Hello, wrestling friends! It's that time of week again. Time for five matches from WWE Network that you can watch on WWE Network, or since it seems not that many people have WWE Network, maybe you'll just scour the internet trying to find these. But I really suggest getting WWE Network. It's basically the best thing on the planet.
I want to make clear that I'm not being paid by WWE Network. In fact, I'm not being paid at all to do this. I'm doing it from my soul, because it's good for me to talk to y'all about the wrestling at least once a week.
ALSO: There's a poll at the end of this post. VOTE IN IT! ROCK THE VOTE!
The Steiner Brothers vs Arn & Ole Anderson (WCW WrestleWar '90: Wild Thing)
Marvel at this meeting of tag team generations! Ole Anderson was well past his prime, but since Ole didn't do anything fast-paced or high energy, it doesn't matter as much as it might with some others. Like, in boxing, Roy Jones Jr may still deserve to be thought of as greater than Bernard Hopkins, but Jones' athletic style led him to a burnout. When reflexes and all that go on a guy like that, it's over. Hopkins, a gritty tactician, is still going strong at age 49. Of course this opens up an entire debate about greatness and weighing prime greatly over everything else, which I think is generally fair, but not always. Anyway, the Andersons are very much an early 80s Mid-Atlantic team, while the Steiners are completely a team of the 90s. They aren't playing the same game. HOWEVER, Ole shows he can get up and with it for a match with the Steiners in 1990, which is kind of amazing and a big surprise, and this turns out to be a very good match. Can you imagine if Tully Blanchard hadn't failed that drug test, though? We would've had some Arn/Tully vs Steiners sweetness.
Z-Man vs Brian Lee (WCW Clash of the Champions XIII)
This is in no way a significant match, and it's only about three minutes long, but it's great fun to watch for a few reasons. I admit this one may be useful only to me, but:
- Jim Ross and Paul E. Dangerously are on commentary. They were great together. They would be great together later in the WWF when Jerry Lawler was gone. If only that could have stuck.
- Brian Lee (later known as Chainz and Fake Undertaker and, uh, Larger, Slower Brian Lee) was actually a hell of an athlete when he was younger, and showed some promise.
- That said, there's a "botch" here that probably falls on Lee's shoulders (unless Z-Man just randomly decided to do this move) that is truly kind of hilarious. Nobody gets hurt, commentators are left at half a loss, and it's all in good fun.
Ric Flair vs Rowdy Roddy Piper (WWE Old School - MSG, 10/28/91)
I'm including this for a few reasons:
- They're big stars, and that's always fun.
- The house shows are nice changes of pace sometimes.

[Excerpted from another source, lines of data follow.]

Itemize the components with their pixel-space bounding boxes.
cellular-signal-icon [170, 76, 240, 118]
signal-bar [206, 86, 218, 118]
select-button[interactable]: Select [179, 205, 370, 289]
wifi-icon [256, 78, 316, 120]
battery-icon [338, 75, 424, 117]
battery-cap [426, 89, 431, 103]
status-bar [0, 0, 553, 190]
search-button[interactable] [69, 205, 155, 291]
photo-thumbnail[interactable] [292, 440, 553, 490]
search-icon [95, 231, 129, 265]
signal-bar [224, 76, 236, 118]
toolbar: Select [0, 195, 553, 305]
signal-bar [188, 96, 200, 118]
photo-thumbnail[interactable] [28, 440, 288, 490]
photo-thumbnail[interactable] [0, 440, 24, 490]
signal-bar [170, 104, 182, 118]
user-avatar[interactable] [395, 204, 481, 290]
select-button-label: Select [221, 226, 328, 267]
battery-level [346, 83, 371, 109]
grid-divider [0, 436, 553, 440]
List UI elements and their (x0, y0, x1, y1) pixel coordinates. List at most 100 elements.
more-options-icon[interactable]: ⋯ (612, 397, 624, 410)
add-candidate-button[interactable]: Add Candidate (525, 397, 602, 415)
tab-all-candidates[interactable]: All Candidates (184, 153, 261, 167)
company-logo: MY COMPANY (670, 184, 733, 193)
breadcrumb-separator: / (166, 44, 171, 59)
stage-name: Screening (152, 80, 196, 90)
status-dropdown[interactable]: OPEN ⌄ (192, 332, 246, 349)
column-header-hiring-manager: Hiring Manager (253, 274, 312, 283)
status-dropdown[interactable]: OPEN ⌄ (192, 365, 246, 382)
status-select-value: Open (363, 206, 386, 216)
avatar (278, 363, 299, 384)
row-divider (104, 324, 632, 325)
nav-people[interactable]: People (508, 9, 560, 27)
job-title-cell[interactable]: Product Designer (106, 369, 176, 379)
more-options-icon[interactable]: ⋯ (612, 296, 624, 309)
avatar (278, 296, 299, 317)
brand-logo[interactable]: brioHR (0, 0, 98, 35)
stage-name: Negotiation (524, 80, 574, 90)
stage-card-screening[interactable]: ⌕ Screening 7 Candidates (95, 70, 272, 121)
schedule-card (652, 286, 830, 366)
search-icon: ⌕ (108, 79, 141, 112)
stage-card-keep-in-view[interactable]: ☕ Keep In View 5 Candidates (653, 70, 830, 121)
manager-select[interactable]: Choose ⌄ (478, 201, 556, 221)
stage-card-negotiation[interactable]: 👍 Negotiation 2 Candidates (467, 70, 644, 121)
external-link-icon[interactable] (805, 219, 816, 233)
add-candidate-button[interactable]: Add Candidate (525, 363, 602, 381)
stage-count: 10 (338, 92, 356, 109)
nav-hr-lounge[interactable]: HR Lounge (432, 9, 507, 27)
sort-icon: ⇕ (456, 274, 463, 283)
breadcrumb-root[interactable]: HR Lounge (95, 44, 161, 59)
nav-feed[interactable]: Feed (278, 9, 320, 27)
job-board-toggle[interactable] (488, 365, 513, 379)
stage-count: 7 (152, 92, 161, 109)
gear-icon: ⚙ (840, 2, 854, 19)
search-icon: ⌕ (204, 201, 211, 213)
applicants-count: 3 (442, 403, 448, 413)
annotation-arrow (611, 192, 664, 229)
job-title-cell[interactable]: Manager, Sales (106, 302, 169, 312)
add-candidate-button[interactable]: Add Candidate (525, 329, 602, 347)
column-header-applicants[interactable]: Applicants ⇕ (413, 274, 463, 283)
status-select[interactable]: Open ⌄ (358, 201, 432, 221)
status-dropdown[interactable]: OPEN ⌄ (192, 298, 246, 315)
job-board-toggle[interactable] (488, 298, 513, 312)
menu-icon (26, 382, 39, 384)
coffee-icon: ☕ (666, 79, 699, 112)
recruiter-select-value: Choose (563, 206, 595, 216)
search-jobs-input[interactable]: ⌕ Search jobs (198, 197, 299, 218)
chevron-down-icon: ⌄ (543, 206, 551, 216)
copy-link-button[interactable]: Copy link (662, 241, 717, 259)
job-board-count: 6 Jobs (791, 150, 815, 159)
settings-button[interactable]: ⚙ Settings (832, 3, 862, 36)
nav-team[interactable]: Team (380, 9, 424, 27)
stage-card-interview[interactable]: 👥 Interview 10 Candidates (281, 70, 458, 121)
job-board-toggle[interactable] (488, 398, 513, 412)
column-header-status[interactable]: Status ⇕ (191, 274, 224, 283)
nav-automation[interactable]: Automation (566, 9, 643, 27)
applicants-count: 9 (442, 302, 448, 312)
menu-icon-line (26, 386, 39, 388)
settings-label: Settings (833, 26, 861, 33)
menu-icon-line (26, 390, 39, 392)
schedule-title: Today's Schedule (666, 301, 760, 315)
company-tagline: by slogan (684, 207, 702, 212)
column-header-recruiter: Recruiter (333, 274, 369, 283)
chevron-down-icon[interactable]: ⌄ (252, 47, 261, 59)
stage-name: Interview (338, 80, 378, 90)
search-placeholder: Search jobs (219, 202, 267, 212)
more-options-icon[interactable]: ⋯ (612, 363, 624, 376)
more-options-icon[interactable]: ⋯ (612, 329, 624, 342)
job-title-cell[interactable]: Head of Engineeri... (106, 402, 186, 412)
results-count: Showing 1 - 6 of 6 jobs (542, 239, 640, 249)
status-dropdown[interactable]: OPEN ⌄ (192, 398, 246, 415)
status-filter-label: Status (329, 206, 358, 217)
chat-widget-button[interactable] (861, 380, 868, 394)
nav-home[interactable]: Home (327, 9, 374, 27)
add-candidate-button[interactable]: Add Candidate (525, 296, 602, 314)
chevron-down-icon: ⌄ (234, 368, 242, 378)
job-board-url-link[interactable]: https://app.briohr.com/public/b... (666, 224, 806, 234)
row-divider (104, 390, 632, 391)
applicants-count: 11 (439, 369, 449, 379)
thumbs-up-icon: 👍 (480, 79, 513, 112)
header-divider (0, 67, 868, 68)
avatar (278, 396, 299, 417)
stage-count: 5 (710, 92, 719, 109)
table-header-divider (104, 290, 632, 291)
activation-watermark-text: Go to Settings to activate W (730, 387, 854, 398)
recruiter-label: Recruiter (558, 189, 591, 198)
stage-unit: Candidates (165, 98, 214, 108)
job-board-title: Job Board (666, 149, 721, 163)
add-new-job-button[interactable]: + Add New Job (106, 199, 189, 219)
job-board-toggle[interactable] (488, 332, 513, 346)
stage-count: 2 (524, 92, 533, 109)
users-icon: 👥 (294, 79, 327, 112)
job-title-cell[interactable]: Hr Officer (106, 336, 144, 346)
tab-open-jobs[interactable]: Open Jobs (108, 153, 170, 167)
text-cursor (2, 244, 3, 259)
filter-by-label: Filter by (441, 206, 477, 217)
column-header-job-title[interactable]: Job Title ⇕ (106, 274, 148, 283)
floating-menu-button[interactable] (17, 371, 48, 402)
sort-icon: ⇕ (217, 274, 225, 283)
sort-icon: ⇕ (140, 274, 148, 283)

- I feel like we're still at a point in our wrestling society X where we don't properly admit that Ric Flair was badly bungled by the WWF when he came in in '91. His first feud was with Piper, which makes some sense, given they had history, but that history was ancient, and a lot of WWF fans probably didn't know a damn thing about it, anyway. The fact that they never got around to Flair-Hogan makes it all even worse in retrospect.
- Also, it's worth noting this match isn't very good, so not exactly the best MSG showcase for their new superstar.
- Still, it's Flair and Piper being Flair and Piper. Even watered down and a little slow, it's not that bad.
Kurt Angle, Edge & Christian vs Rikishi & Too Cool (WWE Judgment Day 2000)
I really like six-man tag team matches, which is a big reason I'm so high on WWE in 2014, because there have been some absolutely great six-man tags. This is a really good one, partially comedy, partially just really good wrestling from six guys who could go. This opened up a great PPV in Louisville and set a nice tone. The Angle/Edge/Christian kinda-stable was a hoot, because on paper there weren't a whole lot of reasons for them to be friends. They just were, and it meshed.
Goldberg vs Scott Steiner (WCW Fall Brawl 2000)
This old fashioned fight might be Goldberg's best match. There was basically no hope of Goldberg and Steiner going out and having a good match otherwise, so they beat the living crap out of each other for a while. Of all of Goldberg's WCW matches, this is the one that most makes him look like an actual professional wrestling, in my opinion. The Streak was awesome and made him a big star, and I'm not trying to downplay how great it was, but that was pure gimmick. Once he lost, as I've said before, he became very, very normal, and it hurt him greatly, because he didn't have the skills to fall back on and find a new path to success. This style, though, was great for him, and Steiner was the right opponent. The quality of this brawl surprised pretty much everybody at the time. This was Goldberg going to a new level, and Steiner adapting to what his body had become.